Du point de vue des règles proprement dites, on peut souligner la différenciation du niveau de couverture minimum de l’assurance selon qu’on utilise un Incoterm maritime (CIF) ou multimodal (CIP), ainsi que l’aménagement (contestable) de l’article 6 du FCA relatif à la gestion documentaire, deux conséquences de la segmentation des règles selon le mode de transport utilisé, que souhaite imposer ICC.
On notera enfin la substitution du DPU à la place du DAT, un changement sans réelle conséquence sauf si le lieu de destination se situe dans les locaux de l’acheteur. Pour le reste, il y a peu de changements fondamentaux.
Altaprisma : A quoi faudrait-il faire attention quand on se réfère aux règles Incoterms 2020 ? Quelles astuces pourriez-vous donner aux opérateurs du commerce international qui sont amenés à utiliser les règles Incoterms sur le terrain ?
Ph. Bonnevie : D’abord, il conviendrait de lire les règles sans faire l’impasse sur les notes qui les précédent. Elles permettent, dans un langage clair, de mieux appréhender certains détails. La version horizontale est aussi un excellent outil pour permette de choisir le niveau d’obligation que l’on est capable de gérer.

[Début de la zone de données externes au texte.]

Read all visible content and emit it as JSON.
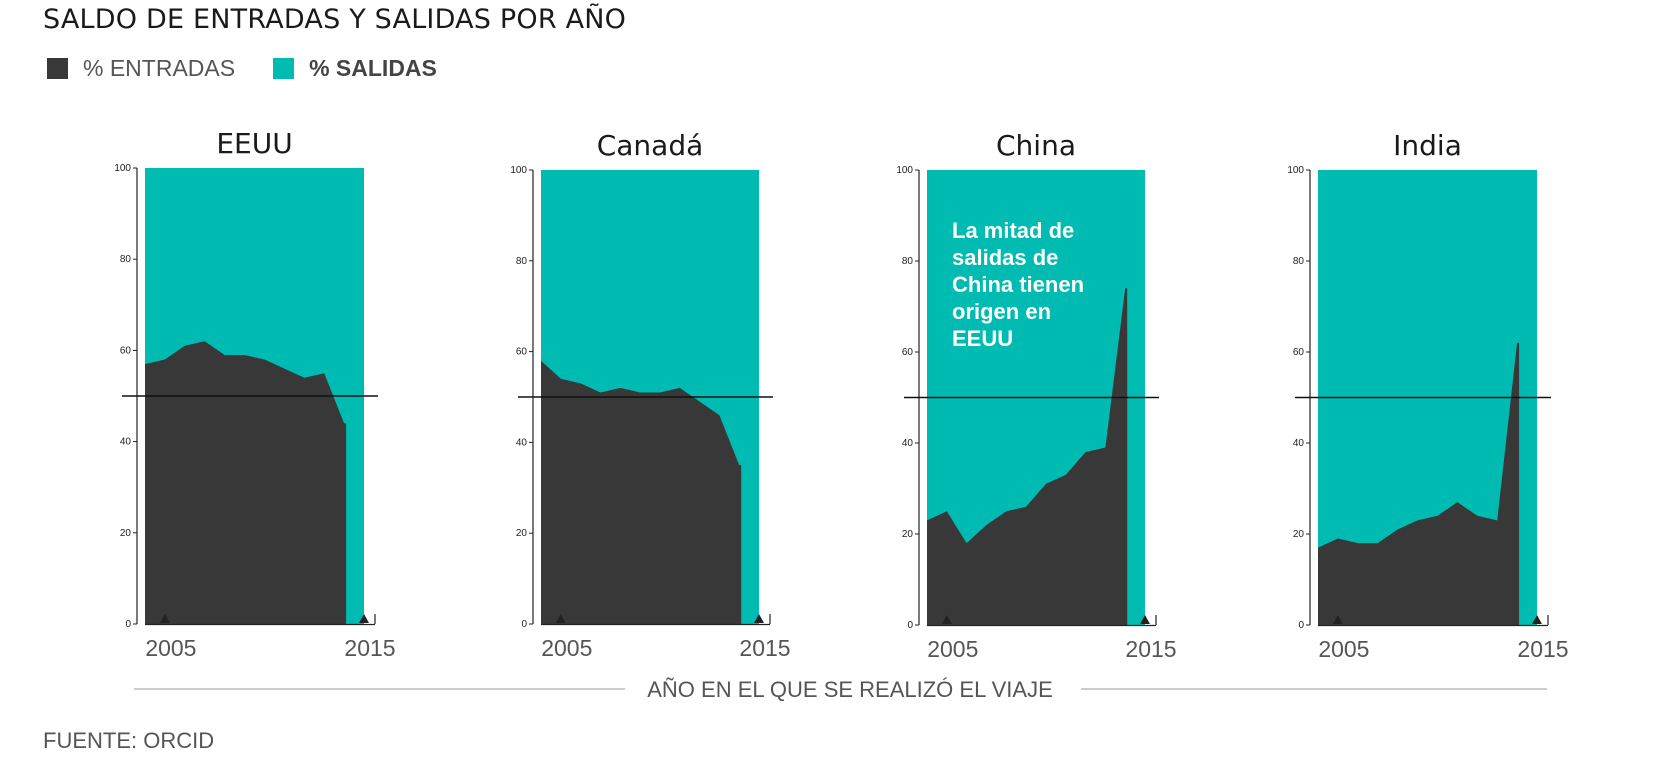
{
  "title": "SALDO DE ENTRADAS Y SALIDAS POR AÑO",
  "legend": {
    "entradas_label": "% ENTRADAS",
    "salidas_label": "% SALIDAS"
  },
  "colors": {
    "entradas": "#383838",
    "salidas": "#00bbb1",
    "reference_line": "#111111",
    "axis": "#222222",
    "xlabel_rule": "#bbbbbb"
  },
  "xaxis_label": "AÑO EN EL QUE SE REALIZÓ EL VIAJE",
  "source": "FUENTE: ORCID",
  "chart_data": [
    {
      "type": "area",
      "title": "EEUU",
      "x": [
        2004,
        2005,
        2006,
        2007,
        2008,
        2009,
        2010,
        2011,
        2012,
        2013,
        2014,
        2015
      ],
      "series": [
        {
          "name": "% ENTRADAS",
          "values": [
            57,
            58,
            61,
            62,
            59,
            59,
            58,
            56,
            54,
            55,
            44,
            null
          ]
        }
      ],
      "ylim": [
        0,
        100
      ],
      "yticks": [
        0,
        20,
        40,
        60,
        80,
        100
      ],
      "xticks": [
        2005,
        2015
      ],
      "reference_line": 50
    },
    {
      "type": "area",
      "title": "Canadá",
      "x": [
        2004,
        2005,
        2006,
        2007,
        2008,
        2009,
        2010,
        2011,
        2012,
        2013,
        2014,
        2015
      ],
      "series": [
        {
          "name": "% ENTRADAS",
          "values": [
            58,
            54,
            53,
            51,
            52,
            51,
            51,
            52,
            49,
            46,
            35,
            null
          ]
        }
      ],
      "ylim": [
        0,
        100
      ],
      "yticks": [
        0,
        20,
        40,
        60,
        80,
        100
      ],
      "xticks": [
        2005,
        2015
      ],
      "reference_line": 50
    },
    {
      "type": "area",
      "title": "China",
      "x": [
        2004,
        2005,
        2006,
        2007,
        2008,
        2009,
        2010,
        2011,
        2012,
        2013,
        2014,
        2015
      ],
      "series": [
        {
          "name": "% ENTRADAS",
          "values": [
            23,
            25,
            18,
            22,
            25,
            26,
            31,
            33,
            38,
            39,
            74,
            null
          ]
        }
      ],
      "ylim": [
        0,
        100
      ],
      "yticks": [
        0,
        20,
        40,
        60,
        80,
        100
      ],
      "xticks": [
        2005,
        2015
      ],
      "reference_line": 50,
      "annotation": [
        "La mitad de",
        "salidas de",
        "China tienen",
        "origen en",
        "EEUU"
      ]
    },
    {
      "type": "area",
      "title": "India",
      "x": [
        2004,
        2005,
        2006,
        2007,
        2008,
        2009,
        2010,
        2011,
        2012,
        2013,
        2014,
        2015
      ],
      "series": [
        {
          "name": "% ENTRADAS",
          "values": [
            17,
            19,
            18,
            18,
            21,
            23,
            24,
            27,
            24,
            23,
            62,
            null
          ]
        }
      ],
      "ylim": [
        0,
        100
      ],
      "yticks": [
        0,
        20,
        40,
        60,
        80,
        100
      ],
      "xticks": [
        2005,
        2015
      ],
      "reference_line": 50
    }
  ]
}
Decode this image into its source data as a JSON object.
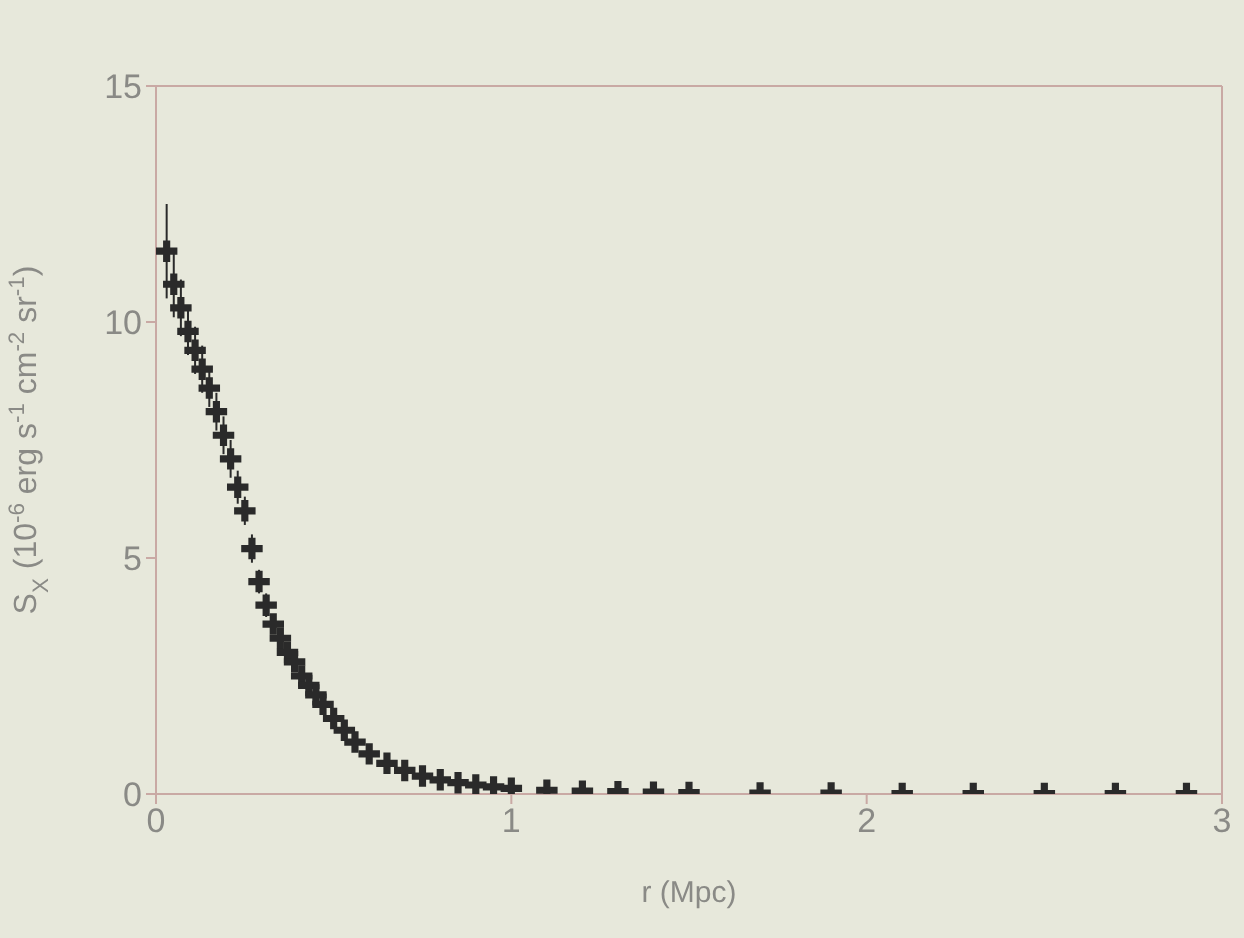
{
  "chart_data": {
    "type": "scatter",
    "xlabel": "r (Mpc)",
    "ylabel": "S$_{X}$ (10$^{-6}$ erg s$^{-1}$ cm$^{-2}$ sr$^{-1}$)",
    "xlim": [
      0,
      3
    ],
    "xticks": [
      0,
      1,
      2,
      3
    ],
    "ylim": [
      0,
      15
    ],
    "yticks": [
      0,
      5,
      10,
      15
    ],
    "legend": false,
    "marker": "cross",
    "series": [
      {
        "color": "#2a2a2a",
        "x": [
          0.03,
          0.05,
          0.07,
          0.09,
          0.11,
          0.13,
          0.15,
          0.17,
          0.19,
          0.21,
          0.23,
          0.25,
          0.27,
          0.29,
          0.31,
          0.33,
          0.35,
          0.37,
          0.39,
          0.41,
          0.43,
          0.45,
          0.47,
          0.5,
          0.53,
          0.56,
          0.6,
          0.65,
          0.7,
          0.75,
          0.8,
          0.85,
          0.9,
          0.95,
          1.0,
          1.1,
          1.2,
          1.3,
          1.4,
          1.5,
          1.7,
          1.9,
          2.1,
          2.3,
          2.5,
          2.7,
          2.9
        ],
        "values": [
          11.5,
          10.8,
          10.3,
          9.8,
          9.4,
          9.0,
          8.6,
          8.1,
          7.6,
          7.1,
          6.5,
          6.0,
          5.2,
          4.5,
          4.0,
          3.6,
          3.3,
          3.0,
          2.8,
          2.5,
          2.3,
          2.1,
          1.9,
          1.6,
          1.35,
          1.1,
          0.85,
          0.65,
          0.5,
          0.38,
          0.3,
          0.24,
          0.19,
          0.15,
          0.12,
          0.08,
          0.06,
          0.05,
          0.04,
          0.03,
          0.02,
          0.02,
          0.01,
          0.01,
          0.01,
          0.01,
          0.01
        ],
        "errors": [
          1.0,
          0.7,
          0.6,
          0.5,
          0.5,
          0.5,
          0.4,
          0.4,
          0.4,
          0.4,
          0.35,
          0.3,
          0.3,
          0.25,
          0.25,
          0.2,
          0.2,
          0.2,
          0.2,
          0.15,
          0.15,
          0.15,
          0.1,
          0.1,
          0.1,
          0.1,
          0.1,
          0.05,
          0.05,
          null,
          null,
          null,
          null,
          null,
          null,
          null,
          null,
          null,
          null,
          null,
          null,
          null,
          null,
          null,
          null,
          null,
          null
        ]
      }
    ]
  }
}
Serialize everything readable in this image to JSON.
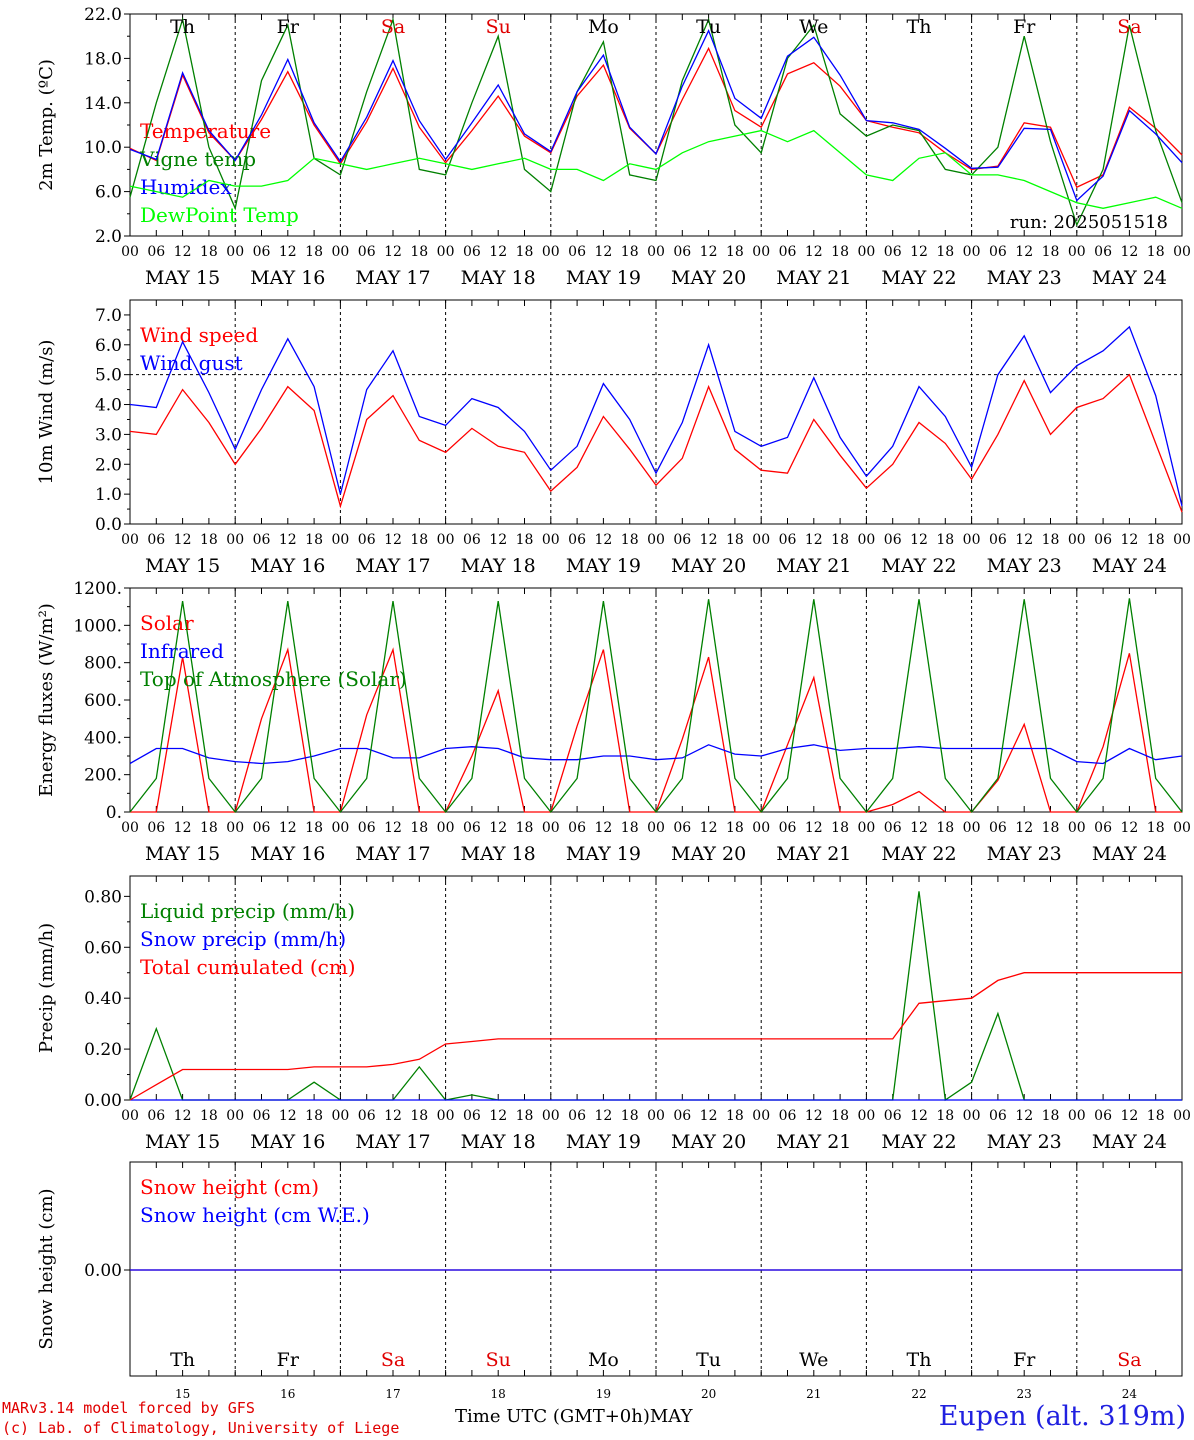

Les très nombreuses formations que j’ai réalisées depuis septembre 2019 m’ont permis de constater que les règles sont souvent méconnues et/ou utilisées avec des aménagements qui les dénaturent, sans parler de la résistance à la spécialisation modale des règles, voulue par ICC, et qui est loin d’être intégrée par les acteurs du commerce international. L’utilisation de CFR/CIF pour des marchandises transportées en conteneur est encore très majoritaire ; la bonne utilisation des Incoterms CPT/CIP est ignorée par la plupart des utilisateurs effectifs ou potentiels, ce qui n’arrange rien. Il est vrai que la règle de livraison de ces deux Incoterms, non maitrisée par la grande majorité des acteurs économiques, ne plaide pas pour leur généralisation.
Le poids des habitudes, mais également la crainte de proposer un Incoterm mieux adapté mais inusité, pérennise l’utilisation d’Incoterms inadaptés.
Mon conseil, lorsque l’on constate qu’une règle est mal utilisée, serait de ne pas hésiter à proposer une mise en conformité, tout en expliquant les raisons qui motivent ce changement. Trop souvent, le vendeur craint une réaction négative de l’autre partie et n’ose pas prendre le risque d’une rebuffade. Or, son client est plus intéressé par la qualité de ce qu’il veut acquérir que par la règle de droit qui habille la transaction. Un peu de courage que diable !! Qui n’essaie rien …
Le mot de la fin
Ph. Bonnevie : Après avoir réalisé de nombreuses formations chez des importateurs/exportateurs, mais également chez des prestataires de services, je suis dans l’obligation de constater que les Incoterms sont souvent mal connus et donc mal utilisés. Il est clair qu’il existe un réel besoin de formation des acteurs économiques. La période de transition entre les deux versions, celle de 2010 et celle de 2020, est certainement propice pour rappeler les fondamentaux de ces règles et rectifier les errements de la pratique.
Altaprisma : Nous vous remercions pour vos éclairages.